Kuala Lumpur: Malaysia on Friday its first case of A (H1N1) flu in a 21-year-old students who return from the United States on Wednesday morning.

All the 192 passengers on a Malaysia Airlines flight MH091 from Newark on Wednesday urged to contact the Ministry of Health, using 03-88810200 or 03-88810300

Health Minister Datuk Seri Liow Tiong Lai said the case from the 36th Malaysia Country to be affected by the virus.

Health officers at the Sungai Buloh Hospital on high tender after the first A (H1N1) flu case in a 21-year-old students who return from the United States on Wednesday morning.

"Malaysia is now on high alert," said Liow, now in London, enroute to Geneva for a meeting of the World Health Organization. He added that he would his return earlier than planned in the next Friday.

Liow said Datuk Seri Kong Cho Ha, who is now the acting health minister would hold a press conference with Deputy Health Director-General Datuk Dr Ramlee Rahmat at Putra Jaya by 3 clock

Meanwhile, a statement by the Ministry of Health, the Director-General, Dr Ismail Merican said the young man was on Thursday in the hospital for fever, sore throat and body aches.

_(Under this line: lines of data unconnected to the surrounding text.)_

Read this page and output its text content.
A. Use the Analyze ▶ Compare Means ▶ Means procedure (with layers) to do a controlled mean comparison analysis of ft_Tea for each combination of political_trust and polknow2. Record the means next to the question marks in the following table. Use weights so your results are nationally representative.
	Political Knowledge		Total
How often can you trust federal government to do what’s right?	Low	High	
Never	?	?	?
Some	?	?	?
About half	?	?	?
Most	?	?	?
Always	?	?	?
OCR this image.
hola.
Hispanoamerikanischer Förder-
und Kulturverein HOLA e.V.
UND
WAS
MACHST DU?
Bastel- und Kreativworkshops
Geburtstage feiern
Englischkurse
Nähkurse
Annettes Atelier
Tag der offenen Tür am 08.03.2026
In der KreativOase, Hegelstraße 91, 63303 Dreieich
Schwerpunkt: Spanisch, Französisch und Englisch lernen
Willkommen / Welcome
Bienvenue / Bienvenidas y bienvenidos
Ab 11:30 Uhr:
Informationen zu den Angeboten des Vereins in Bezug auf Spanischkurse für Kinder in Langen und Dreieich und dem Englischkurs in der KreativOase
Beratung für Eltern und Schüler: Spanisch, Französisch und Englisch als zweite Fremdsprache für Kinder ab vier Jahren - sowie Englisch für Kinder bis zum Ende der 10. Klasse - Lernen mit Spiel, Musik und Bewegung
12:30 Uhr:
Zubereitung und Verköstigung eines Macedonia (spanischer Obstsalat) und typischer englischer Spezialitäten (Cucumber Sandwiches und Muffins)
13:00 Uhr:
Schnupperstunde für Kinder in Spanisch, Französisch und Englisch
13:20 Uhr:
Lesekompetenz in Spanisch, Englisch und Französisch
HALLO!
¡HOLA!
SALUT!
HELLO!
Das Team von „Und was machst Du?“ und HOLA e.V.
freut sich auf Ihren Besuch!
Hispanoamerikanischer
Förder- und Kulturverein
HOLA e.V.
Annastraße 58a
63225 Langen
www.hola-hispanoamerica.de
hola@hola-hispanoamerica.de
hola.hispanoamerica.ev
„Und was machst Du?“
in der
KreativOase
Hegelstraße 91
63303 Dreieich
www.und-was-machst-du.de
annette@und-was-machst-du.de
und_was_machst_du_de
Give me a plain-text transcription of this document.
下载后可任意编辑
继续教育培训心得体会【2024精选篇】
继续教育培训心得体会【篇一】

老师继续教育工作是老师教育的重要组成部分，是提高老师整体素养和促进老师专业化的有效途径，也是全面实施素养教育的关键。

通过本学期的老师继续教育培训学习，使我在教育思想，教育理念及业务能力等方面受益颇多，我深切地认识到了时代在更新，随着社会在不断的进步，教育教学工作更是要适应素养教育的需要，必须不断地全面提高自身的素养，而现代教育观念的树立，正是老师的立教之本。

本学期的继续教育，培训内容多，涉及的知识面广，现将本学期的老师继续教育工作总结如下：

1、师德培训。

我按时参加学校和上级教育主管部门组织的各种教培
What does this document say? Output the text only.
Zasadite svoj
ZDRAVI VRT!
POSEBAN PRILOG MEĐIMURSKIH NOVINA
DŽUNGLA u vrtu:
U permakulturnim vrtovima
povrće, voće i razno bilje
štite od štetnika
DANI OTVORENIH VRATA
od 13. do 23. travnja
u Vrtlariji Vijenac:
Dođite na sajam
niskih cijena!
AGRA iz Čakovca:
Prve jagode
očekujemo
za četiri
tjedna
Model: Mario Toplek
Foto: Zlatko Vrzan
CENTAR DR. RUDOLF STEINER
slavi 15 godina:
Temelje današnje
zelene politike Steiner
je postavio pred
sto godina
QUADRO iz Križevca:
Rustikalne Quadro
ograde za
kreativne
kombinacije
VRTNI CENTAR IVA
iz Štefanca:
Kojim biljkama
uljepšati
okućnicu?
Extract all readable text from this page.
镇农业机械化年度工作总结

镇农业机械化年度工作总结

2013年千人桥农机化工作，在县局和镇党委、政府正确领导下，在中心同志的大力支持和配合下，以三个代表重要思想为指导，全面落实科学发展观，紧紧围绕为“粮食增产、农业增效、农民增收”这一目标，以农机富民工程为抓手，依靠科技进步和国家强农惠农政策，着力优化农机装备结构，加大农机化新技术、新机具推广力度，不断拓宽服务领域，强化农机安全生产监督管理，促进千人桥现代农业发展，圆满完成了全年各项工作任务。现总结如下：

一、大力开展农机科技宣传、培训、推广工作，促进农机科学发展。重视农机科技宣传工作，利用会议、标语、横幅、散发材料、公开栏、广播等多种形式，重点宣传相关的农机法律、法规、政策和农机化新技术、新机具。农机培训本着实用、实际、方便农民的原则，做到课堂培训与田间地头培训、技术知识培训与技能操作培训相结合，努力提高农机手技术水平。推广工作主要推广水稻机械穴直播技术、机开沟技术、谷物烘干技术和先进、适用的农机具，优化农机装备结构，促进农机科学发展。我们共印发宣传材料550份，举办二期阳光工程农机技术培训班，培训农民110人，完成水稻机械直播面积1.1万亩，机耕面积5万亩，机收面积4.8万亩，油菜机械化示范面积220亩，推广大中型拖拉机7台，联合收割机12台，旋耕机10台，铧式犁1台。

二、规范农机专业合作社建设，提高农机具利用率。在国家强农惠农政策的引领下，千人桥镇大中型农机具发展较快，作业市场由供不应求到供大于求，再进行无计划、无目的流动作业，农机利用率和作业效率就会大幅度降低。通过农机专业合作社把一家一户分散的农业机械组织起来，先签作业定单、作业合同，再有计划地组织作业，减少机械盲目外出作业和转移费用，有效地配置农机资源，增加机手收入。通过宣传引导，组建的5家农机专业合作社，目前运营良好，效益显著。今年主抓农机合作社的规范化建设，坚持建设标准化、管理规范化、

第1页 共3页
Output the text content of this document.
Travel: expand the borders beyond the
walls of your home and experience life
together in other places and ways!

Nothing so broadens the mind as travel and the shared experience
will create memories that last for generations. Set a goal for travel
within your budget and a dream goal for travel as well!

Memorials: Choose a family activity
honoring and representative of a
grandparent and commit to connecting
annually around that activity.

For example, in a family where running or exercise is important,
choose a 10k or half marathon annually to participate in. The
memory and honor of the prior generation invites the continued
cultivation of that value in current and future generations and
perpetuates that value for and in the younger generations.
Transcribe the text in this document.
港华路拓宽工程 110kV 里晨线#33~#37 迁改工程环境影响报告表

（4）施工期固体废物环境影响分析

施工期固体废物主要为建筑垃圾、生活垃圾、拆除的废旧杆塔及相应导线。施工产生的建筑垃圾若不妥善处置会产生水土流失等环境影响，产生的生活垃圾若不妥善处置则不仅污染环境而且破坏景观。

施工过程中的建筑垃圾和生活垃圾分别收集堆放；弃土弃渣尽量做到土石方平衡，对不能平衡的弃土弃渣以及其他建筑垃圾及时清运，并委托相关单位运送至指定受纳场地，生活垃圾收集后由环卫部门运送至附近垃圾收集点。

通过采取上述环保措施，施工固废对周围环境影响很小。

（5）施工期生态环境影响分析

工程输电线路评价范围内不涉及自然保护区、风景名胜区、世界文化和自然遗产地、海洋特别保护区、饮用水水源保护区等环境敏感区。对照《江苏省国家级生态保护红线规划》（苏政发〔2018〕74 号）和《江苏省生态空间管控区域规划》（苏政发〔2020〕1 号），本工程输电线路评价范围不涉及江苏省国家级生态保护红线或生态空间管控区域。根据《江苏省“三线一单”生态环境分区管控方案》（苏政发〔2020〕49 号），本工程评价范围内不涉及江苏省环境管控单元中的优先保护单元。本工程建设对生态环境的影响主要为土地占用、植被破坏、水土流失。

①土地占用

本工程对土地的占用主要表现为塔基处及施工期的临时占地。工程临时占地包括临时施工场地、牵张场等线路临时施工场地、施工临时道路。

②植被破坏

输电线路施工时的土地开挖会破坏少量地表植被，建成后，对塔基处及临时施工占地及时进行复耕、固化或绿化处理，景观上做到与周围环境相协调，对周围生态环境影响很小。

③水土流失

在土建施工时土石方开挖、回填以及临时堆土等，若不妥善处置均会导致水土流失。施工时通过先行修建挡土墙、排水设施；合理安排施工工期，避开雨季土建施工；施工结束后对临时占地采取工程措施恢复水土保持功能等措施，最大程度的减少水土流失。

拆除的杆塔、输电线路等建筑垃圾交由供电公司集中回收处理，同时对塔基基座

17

Tests confirmed that he was infected with the A (H1N1) virus, the statement said. He receives anti-virus treatment and was in a stable condition, he said.

Ismail said the ministry had contact with members of his family, but they were not under quarantine.

Ismail said his department was the steps to protect public health, and there is no reason to panic.

Meanwhile, Bernama reported that a man from Bukit Mertajam under observation in the isolation ward of the hospital, Penang was declared free of avian influenza A (H1N1).

"We have just confirmed a report that the blood test on the 26-year-old man was negative," state health, welfare, caring society and environment chairman Phee Boon Poh said when contacted by Bernama Friday.

A test on a sample of his blood was sent to Kuala Lumpur.

The man was held for observation Thursday after it was found that fever and symptoms similar to those of influenza A (H1N1) in his return from the United States.

Two weeks ago, a New Zealand tourist was on the isolation ward of the hospital due to influenza A (H1N1), but also a blood test showed negative.